Now in the case of Bush, a lot of this may be temporary, purely a product of Trump. I do not see Bush’s popularity improving significantly, though of course I could be wrong. Reagan, though, is different. Though the average American may not deify him the way Republicans do, he remains a very popular president, and even if the Reagan Era of tax cuts and de-regulation being the political norm comes to an end, this does not mean that the popularity of Reagan himself will come to an end, just as the end of the New Deal Era did not spell an end to Roosevelt’s popularity. But it does mean his legacy is being transformed into something liberals can handle, just as during the Bush years many Republicans openly admired Roosevelt for recognizing, as they saw it, the innate goodness of American military might. Remember, to hear conservatives openly praise Franklin Delano Roosevelt would have been as odd during the 30s and 40s as it would be to hear conservatives praise Obama for us today.
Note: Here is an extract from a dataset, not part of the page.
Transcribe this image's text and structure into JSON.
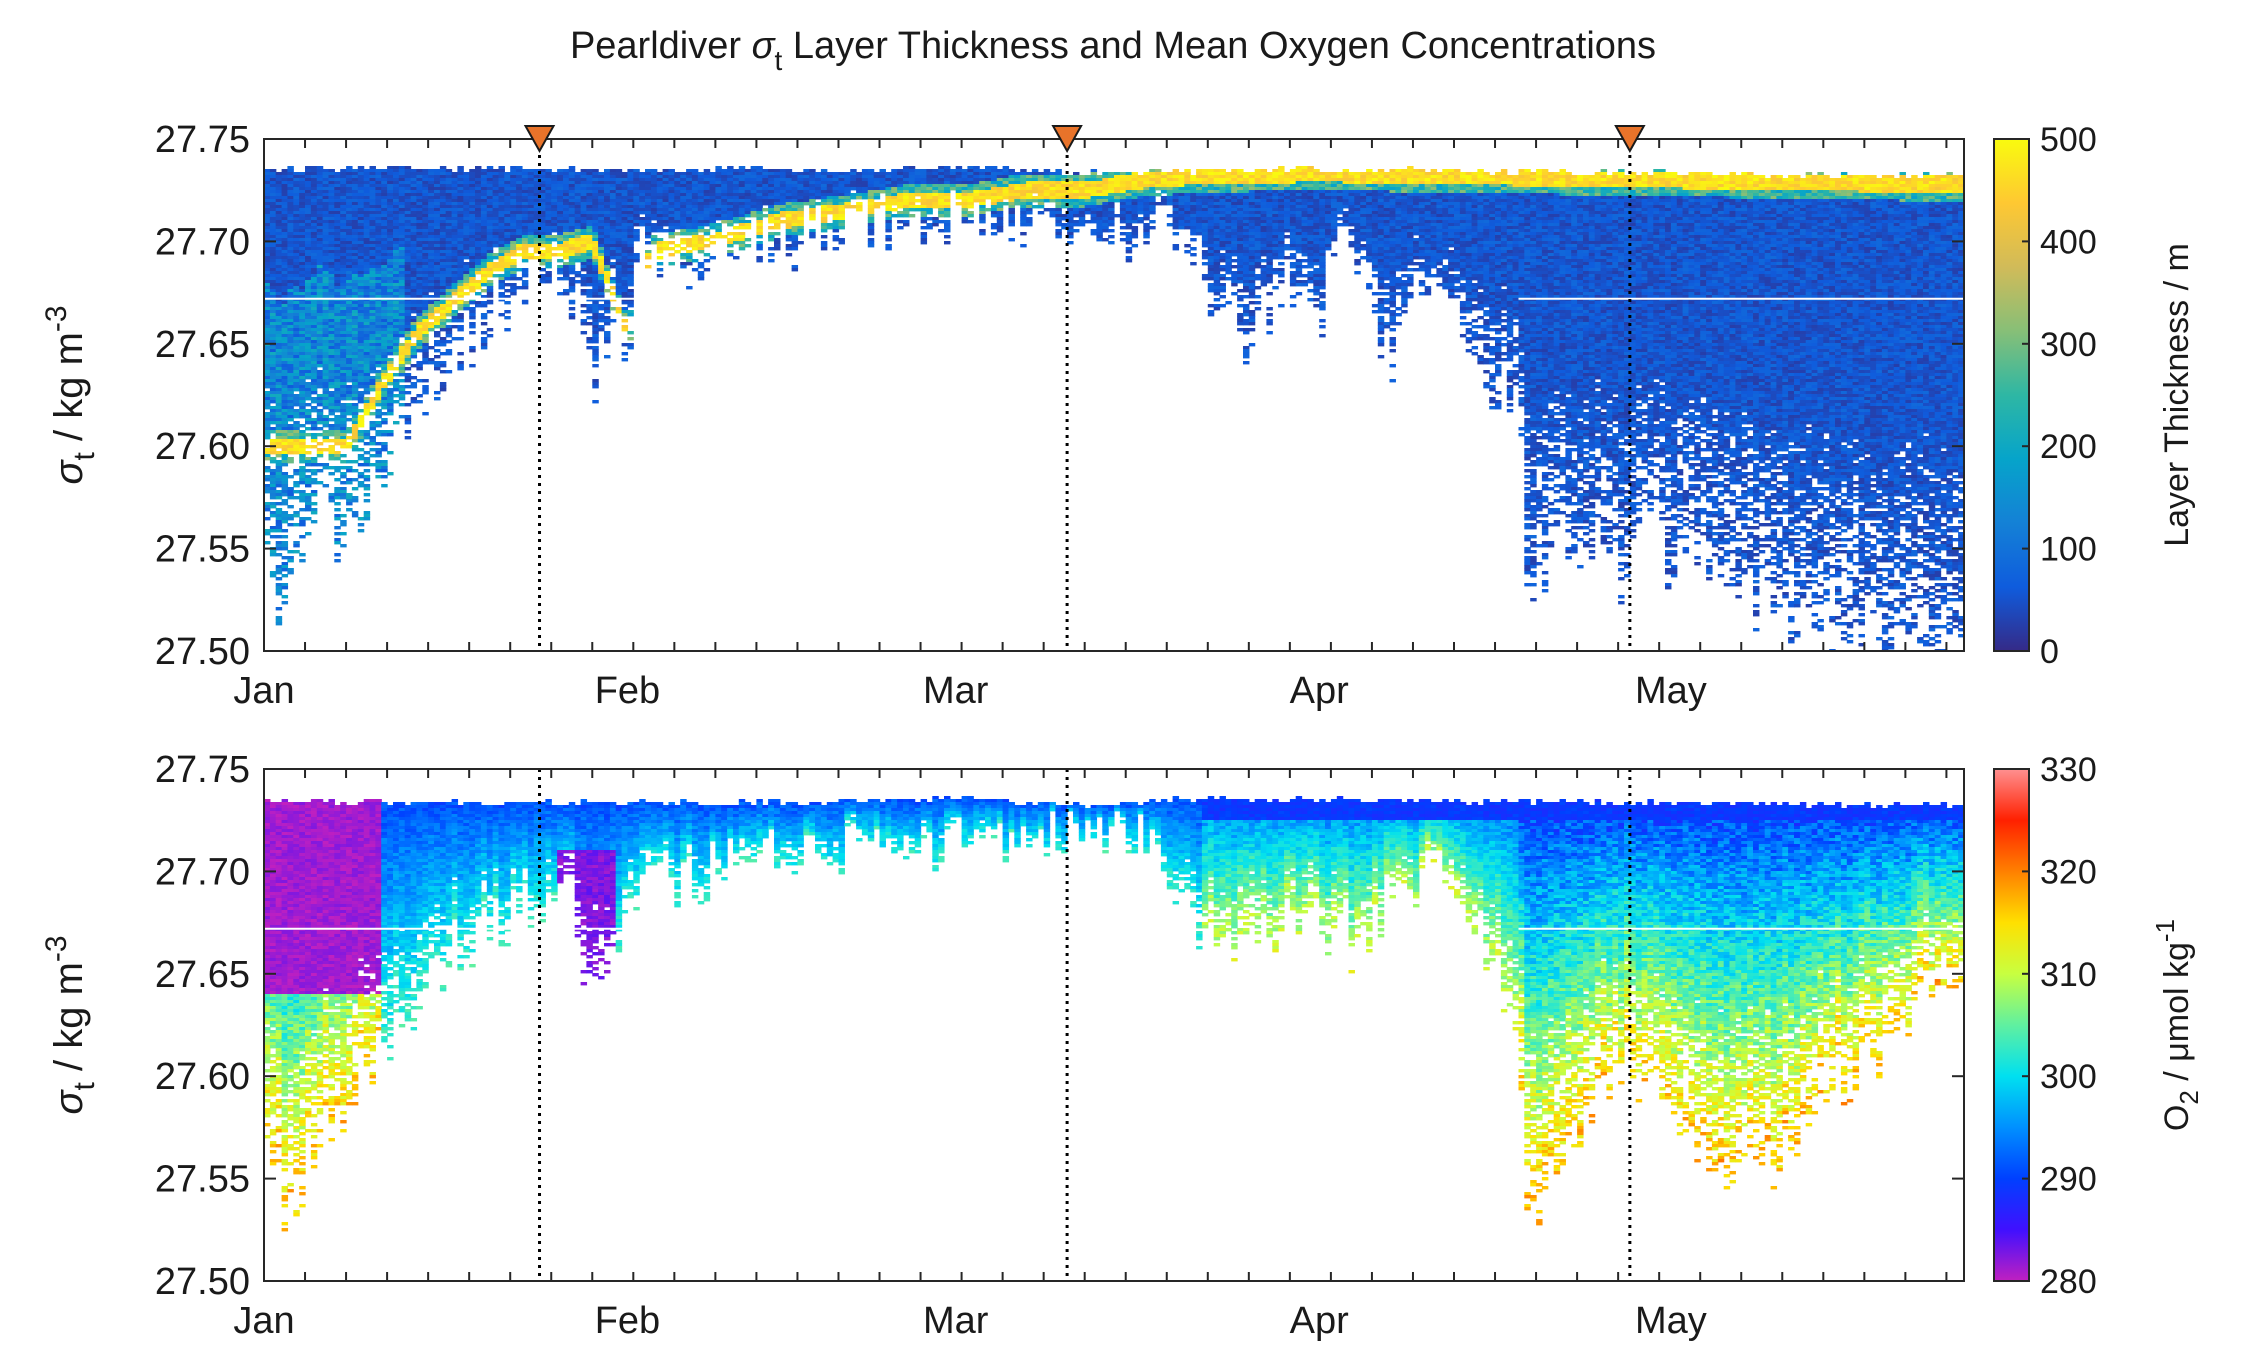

So yes, there is a new breed of Reagan (and maybe even Bush) Democrat. But these are not like the Reagan Democrats of the 80s, i.e. socially conservative, economically moderate working-class whites in what we now call the Rust Belt; voters we now call “Trump voters.” No, these Democrats are a diverse group – but one that sees Reagan as someone they can see as part of a straight line to the American present, pointing to his self-deprecation, his thick skin, his optimism, and his lack of hardline ideological tendencies (the man was willing to raise taxes, after all). And while it may appear to be peculiar, especially to those that remember all the jokes about Bedtime for Bonzo, it is also part of the historical process. Professional historians may continue to debate Reagan’s legacy, as they do with everyone (and even here they tend to remember him fondly) but the mainstream should prepare for a breed of Democrats that see Reagan in a positive light, just as so many Reagan voters saw the same in Roosevelt. To both voters, it was (or will be) a case of both men’s respective parties seeing to have lost their way. Reagan, after all, was one of those voters himself. He was a Democrat throughout Roosevelt’s entire presidency and for two decades later. And even after he switched parties, he still continued to admire him. Perhaps one day the nation will be transformed to a more Democratic one by a man who voted for Reagan twice and even continues to admire him long after that person became a Democrat. History, if nothing else, sure is funny.